Bioinformatics analysis was performed on the list of Ensemble IDs found to be significantly differentially expressed between tumor and normal tissue at a P value of <0.05 with a two-fold change in both Group A and Group B. Our goal in the bioinformatics analysis was to identify key pathways that were deregulated in colon cancer and assess the potential impact of those pathways on survival. We utilized QIAGEN’s Ingenuity Pathway Analysis (IPA)  with the following criteria: A total of 1,138 unregulated features and 695 down-regulated feature Ensembl IDs were uploaded to IPA, and all but five were successfully mapped to Ingenuity. The five unmapped IDs were: ENSG00000184682, ENSG00000214999, ENSG00000251184, ENSG00000244255, ENSG00000167046; the first two IDs are for genes that were down-regulated and the last three are IDs for genes that were up-regulated. The IPA settings were as follows for General Settings: only genes from Ingenuity Knowledge Base were used, and both indirect and direct relationships were considered; for Network: both causal and interaction networks were included, for Interaction we included endogenous chemicals and we used the defaults set by Ingenuity, 35 molecules per network and 25 networks per analysis; for Data Sources: all data sources were used; for Confidence: only experimentally observed relationships were considered; for Species: all species were included; for Tissue: no specific tissue was selected; for Mutations: all mutations were included.
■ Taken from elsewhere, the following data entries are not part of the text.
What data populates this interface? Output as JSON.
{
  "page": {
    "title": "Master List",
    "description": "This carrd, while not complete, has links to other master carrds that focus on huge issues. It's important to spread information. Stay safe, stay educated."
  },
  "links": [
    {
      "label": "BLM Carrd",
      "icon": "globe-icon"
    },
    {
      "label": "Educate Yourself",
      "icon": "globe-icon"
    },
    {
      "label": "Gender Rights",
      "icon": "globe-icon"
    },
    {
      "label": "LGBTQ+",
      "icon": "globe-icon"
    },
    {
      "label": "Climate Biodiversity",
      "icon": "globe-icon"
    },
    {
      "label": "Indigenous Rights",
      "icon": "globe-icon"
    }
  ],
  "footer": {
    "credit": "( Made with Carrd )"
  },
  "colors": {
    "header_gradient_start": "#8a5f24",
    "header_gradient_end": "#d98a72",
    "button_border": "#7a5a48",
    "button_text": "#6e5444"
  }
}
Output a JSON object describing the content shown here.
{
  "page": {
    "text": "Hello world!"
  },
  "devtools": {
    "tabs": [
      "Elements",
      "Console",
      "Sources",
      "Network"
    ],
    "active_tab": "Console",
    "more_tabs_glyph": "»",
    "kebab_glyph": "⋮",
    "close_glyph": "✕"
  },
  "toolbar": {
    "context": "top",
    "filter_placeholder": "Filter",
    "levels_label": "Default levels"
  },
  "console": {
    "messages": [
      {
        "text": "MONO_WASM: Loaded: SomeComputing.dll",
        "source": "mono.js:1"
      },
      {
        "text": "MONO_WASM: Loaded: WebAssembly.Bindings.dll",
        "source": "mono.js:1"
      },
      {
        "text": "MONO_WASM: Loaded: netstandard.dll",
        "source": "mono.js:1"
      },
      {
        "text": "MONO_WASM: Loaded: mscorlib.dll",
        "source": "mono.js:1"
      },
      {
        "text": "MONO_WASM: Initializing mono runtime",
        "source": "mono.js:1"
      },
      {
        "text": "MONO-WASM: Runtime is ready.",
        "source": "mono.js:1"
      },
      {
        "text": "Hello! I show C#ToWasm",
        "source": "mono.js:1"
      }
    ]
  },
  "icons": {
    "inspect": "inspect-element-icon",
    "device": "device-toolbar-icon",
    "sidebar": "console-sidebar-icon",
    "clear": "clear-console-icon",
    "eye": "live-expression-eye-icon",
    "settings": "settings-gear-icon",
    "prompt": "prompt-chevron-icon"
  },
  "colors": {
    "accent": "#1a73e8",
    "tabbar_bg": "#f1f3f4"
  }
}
For Species and Tissue selections, the ‘stringent filter’ option was selected. For the Canonical Pathways Analysis the selected scoring method was the B-H Multiple Testing Correction P value and for this method all pathways that score between 0 and 6.47 are displayed.
Genes that were significantly differentially expressed were grouped into pathways based on IPA summary data. This involved several steps. First, individuals were given a score for each differentially expressed gene depending on their level of differential expression: 1 was assigned to individuals in the bottom quartile of the distribution of differential expression (i.e., closer to normal), 2 was assigned to individuals whose differential expression for the gene was between the 25th and 75th percentile of the population differential expression, and 3 was assigned to those whose tumors were in the top (>75th percentile) level of differential expression. Next, individual differential gene expression scores (DGES) were summed to obtain a differential pathway expression score (DPES) for genes in the pathways that were statistically significant after adjusting for multiple comparisons as described by Benjamini and Hochberg . A higher DPES correlates with more genes being differentially expressed. DPES were categorized into tertiles for survival analysis using a Cox Proportional Hazard model, adjusting for age, sex, American Joint Committee on Cancer (AJCC) stage, and tumor molecular phenotype (TP53, KRAS, MSI, and CIMP) using SAS 9.4 (SAS Institute, Cary, NC, USA). We report hazard ratios (HR) and 95% confidence intervals (CI) associated with survival. Survival data were obtained from local tumor registries and reported as months survived from date of diagnosis to date of last contact or lost to follow-up. We report HR associated with CRC death where other causes of death were censored. Similar categories were used to evaluate mean DPES expression levels across AJCC stages of 1 through 4.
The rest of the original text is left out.